Eight years later, DNA sheds light on the murder of Argentinian Lola Chomnalez

Lola Chomnalez in a file photo.Lola Chomnalez in a photo.RR file. HH

Argentinian Lola Chomnalez was 15 in 2014 when she decided to spend the Christmas holidays with her godmother in Barra Valizas, a peaceful seaside resort on the coast of Uruguay. On December 28, he went for a walk on the beach and did not return. Two days later, his body was found half buried in a dune, with stab wounds on his body and signs of asphyxiation. The crime had a huge impact both in Argentina, where Lola lived with her parents, and in Uruguay. There were marches to demand justice with no result. The lack of evidence released the suspects one by one, a dozen during this nearly eight-year investigation. Until now. Last Thursday, the Uruguayan judiciary arrested a 39-year-old man named Leonardo David Sena, who was jailed in 2009 for rape. They found the key in Lola’s backpack, where a towel contained traces of the alleged killer’s blood. After several attempts, the DNA tests were finally positive.

Lola’s parents, Adriana Belmonte and Diego Chomnalez, have dedicated the last eight years of their lives to furthering the investigation of feminicide. They circumvented all sorts of obstacles to keep the file active. The first judge in this case, for example, requested sick leave after focusing all her suspicions on Lola’s godmother and her husband. Days after the judge’s departure, police found the teenager’s backpack containing the prime suspect’s blood and DNA 200 meters from the body.

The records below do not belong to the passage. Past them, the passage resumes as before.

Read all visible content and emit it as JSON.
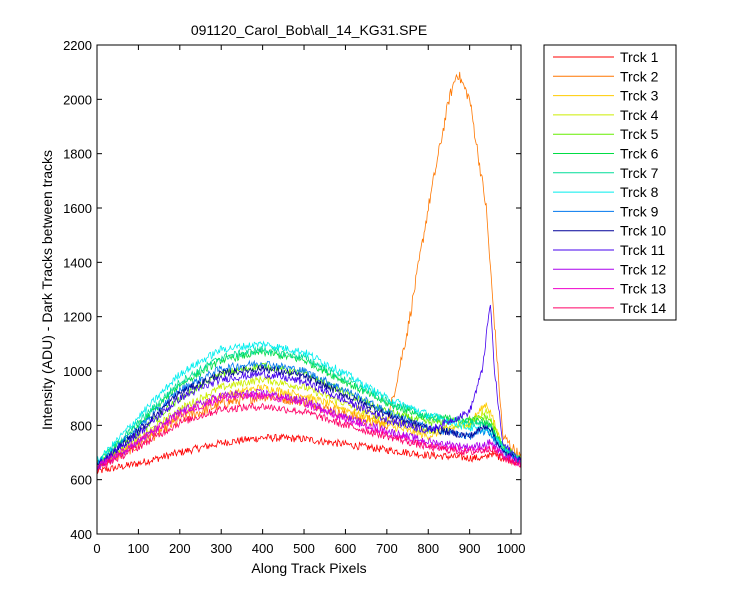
{
  "chart_data": {
    "type": "line",
    "title": "091120_Carol_Bob\\all_14_KG31.SPE",
    "xlabel": "Along Track Pixels",
    "ylabel": "Intensity (ADU) - Dark Tracks between tracks",
    "xlim": [
      0,
      1024
    ],
    "ylim": [
      400,
      2200
    ],
    "xticks": [
      0,
      100,
      200,
      300,
      400,
      500,
      600,
      700,
      800,
      900,
      1000
    ],
    "yticks": [
      400,
      600,
      800,
      1000,
      1200,
      1400,
      1600,
      1800,
      2000,
      2200
    ],
    "grid": false,
    "legend_position": "outside-top-right",
    "noise_note_hidden": false,
    "series": [
      {
        "name": "Trck 1",
        "color": "#ff0000",
        "x": [
          0,
          100,
          200,
          300,
          400,
          500,
          600,
          700,
          800,
          900,
          940,
          950,
          960,
          1024
        ],
        "y": [
          630,
          660,
          700,
          735,
          755,
          750,
          730,
          710,
          690,
          680,
          680,
          700,
          690,
          660
        ]
      },
      {
        "name": "Trck 2",
        "color": "#ff7700",
        "x": [
          0,
          100,
          200,
          300,
          400,
          500,
          600,
          700,
          750,
          800,
          850,
          870,
          900,
          940,
          950,
          980,
          1024
        ],
        "y": [
          650,
          730,
          820,
          880,
          910,
          890,
          840,
          800,
          1150,
          1600,
          2000,
          2100,
          2000,
          1600,
          1380,
          760,
          680
        ]
      },
      {
        "name": "Trck 3",
        "color": "#ffcc00",
        "x": [
          0,
          100,
          200,
          300,
          400,
          500,
          600,
          700,
          800,
          900,
          940,
          950,
          980,
          1024
        ],
        "y": [
          650,
          740,
          840,
          910,
          940,
          910,
          860,
          800,
          760,
          810,
          880,
          850,
          720,
          670
        ]
      },
      {
        "name": "Trck 4",
        "color": "#ccee00",
        "x": [
          0,
          100,
          200,
          300,
          400,
          500,
          600,
          700,
          800,
          900,
          940,
          950,
          980,
          1024
        ],
        "y": [
          650,
          750,
          860,
          940,
          970,
          940,
          880,
          820,
          780,
          800,
          860,
          830,
          720,
          670
        ]
      },
      {
        "name": "Trck 5",
        "color": "#66ee00",
        "x": [
          0,
          100,
          200,
          300,
          400,
          500,
          600,
          700,
          800,
          900,
          940,
          950,
          980,
          1024
        ],
        "y": [
          655,
          770,
          900,
          990,
          1020,
          990,
          920,
          850,
          810,
          820,
          830,
          820,
          720,
          670
        ]
      },
      {
        "name": "Trck 6",
        "color": "#00dd44",
        "x": [
          0,
          100,
          200,
          300,
          400,
          500,
          600,
          700,
          800,
          900,
          940,
          950,
          980,
          1024
        ],
        "y": [
          660,
          800,
          950,
          1040,
          1070,
          1040,
          960,
          880,
          830,
          820,
          810,
          800,
          720,
          670
        ]
      },
      {
        "name": "Trck 7",
        "color": "#00dd99",
        "x": [
          0,
          100,
          200,
          300,
          400,
          500,
          600,
          700,
          800,
          900,
          940,
          950,
          980,
          1024
        ],
        "y": [
          660,
          810,
          960,
          1050,
          1080,
          1050,
          970,
          890,
          830,
          810,
          800,
          790,
          720,
          670
        ]
      },
      {
        "name": "Trck 8",
        "color": "#00eeee",
        "x": [
          0,
          100,
          200,
          300,
          400,
          500,
          600,
          700,
          800,
          900,
          940,
          950,
          980,
          1024
        ],
        "y": [
          665,
          830,
          990,
          1080,
          1100,
          1070,
          990,
          900,
          840,
          790,
          780,
          770,
          720,
          670
        ]
      },
      {
        "name": "Trck 9",
        "color": "#0077ee",
        "x": [
          0,
          100,
          200,
          300,
          400,
          500,
          600,
          700,
          800,
          900,
          940,
          950,
          980,
          1024
        ],
        "y": [
          655,
          790,
          930,
          1010,
          1030,
          1000,
          930,
          850,
          790,
          760,
          780,
          770,
          700,
          670
        ]
      },
      {
        "name": "Trck 10",
        "color": "#000099",
        "x": [
          0,
          100,
          200,
          300,
          400,
          500,
          600,
          700,
          800,
          900,
          940,
          950,
          980,
          1024
        ],
        "y": [
          650,
          780,
          920,
          990,
          1010,
          980,
          910,
          840,
          790,
          760,
          800,
          790,
          700,
          670
        ]
      },
      {
        "name": "Trck 11",
        "color": "#4400ee",
        "x": [
          0,
          100,
          200,
          300,
          400,
          500,
          600,
          700,
          800,
          900,
          930,
          950,
          960,
          980,
          1024
        ],
        "y": [
          650,
          770,
          900,
          970,
          990,
          960,
          890,
          820,
          780,
          850,
          1000,
          1250,
          1000,
          730,
          670
        ]
      },
      {
        "name": "Trck 12",
        "color": "#aa00ee",
        "x": [
          0,
          100,
          200,
          300,
          400,
          500,
          600,
          700,
          800,
          900,
          940,
          950,
          980,
          1024
        ],
        "y": [
          645,
          740,
          850,
          910,
          920,
          890,
          830,
          780,
          740,
          720,
          730,
          740,
          690,
          660
        ]
      },
      {
        "name": "Trck 13",
        "color": "#ee00cc",
        "x": [
          0,
          100,
          200,
          300,
          400,
          500,
          600,
          700,
          800,
          900,
          940,
          950,
          980,
          1024
        ],
        "y": [
          645,
          740,
          840,
          900,
          910,
          880,
          820,
          770,
          730,
          710,
          720,
          730,
          690,
          660
        ]
      },
      {
        "name": "Trck 14",
        "color": "#ff0066",
        "x": [
          0,
          100,
          200,
          300,
          400,
          500,
          600,
          700,
          800,
          900,
          940,
          950,
          980,
          1024
        ],
        "y": [
          640,
          720,
          810,
          860,
          870,
          850,
          800,
          760,
          720,
          700,
          710,
          720,
          680,
          655
        ]
      }
    ]
  }
}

In May 2019, parents celebrated the arrest of a car attendant named Ángel Moreira Marín, aka El Cachila. The man was arrested as a suspect in 2015 after making an unconvincing statement: he tried to sell Lola a stamp and the young woman became dizzy for no reason. When he felt her pulse, he counted, found that she was dead, got scared and ran away. A fainting was ruled out by the forensic pathologist: Lola was hit in the face, suffered a cut in the neck area and was pushed face down against the sand until she suffocated. Then why was Moreira released? Because his genetic profile did not match the blood found in the Argentine teenager’s backpack. Now he’s in jail for a cover-up.

Lola’s parents never doubted Moreira’s relationship to their daughter’s death, but they knew there was someone else. “We want to play it safe and be careful. I feel many emotions, with relief and hope predominating,” said Adriana Belmonte, the mother, upon learning of the arrest.

Sena’s capture was accompanied by great political pomp. The President of Uruguay, Luis Lacalle Pou, personally took care of delivering the good news, paying attention to the damage that the crime had done to tourism in his country, which boasts of being the safest in Latin America. “This at least creates peace in their families and the certainty that maybe a little late at least justice has been or will be done,” he said. He then organized a press conference with his interior minister, Luis Alberto Heber, the judge and the police chiefs in charge of the investigation. “The suspect admitted finding the backpack and stealing money from inside. That’s where we found the DNA,” said Juan Manuel Giménez, the judge in charge of the case since 2017.

The long way of DNA

In 2015, the Uruguayan Science Police compared the genetic profile of the blood found in Lola’s backpack to the entire criminal base, with no results. The long road that led to Sena began five years later, in 2020, after the killing of three marines at a naval base in Montevideo. As the Uruguayan media reconstructed, several DNA tests emerged from this triple crime, which were compared with the files of other murder cases. One of these tests found a match with the profile of the blood kept in Lola’s crime file. The conclusion was that one of the suspects in the triple crime had some sort of relationship with the Argentine teenager’s killer.

Then, in the genetic trail of one of those arrested for the Marines’ murder, a man with a history of injuries and rape emerged. It was Sena, a maternal half-brother who, until this week, worked in a bakery in Chuy, a Uruguayan town on the border with Brazil. Case prosecutor Jessica Pereyra said Sena’s DNA sample matched Lola’s towel 99.9%. The suspect then told the judge that he found the victim’s backpack abandoned on the beach and decided to steal the money. Regarding the blood, he explained that he cut himself on a broken bottle and decided to clean himself with the towel found inside. Sena faces a prison sentence of up to 30 years.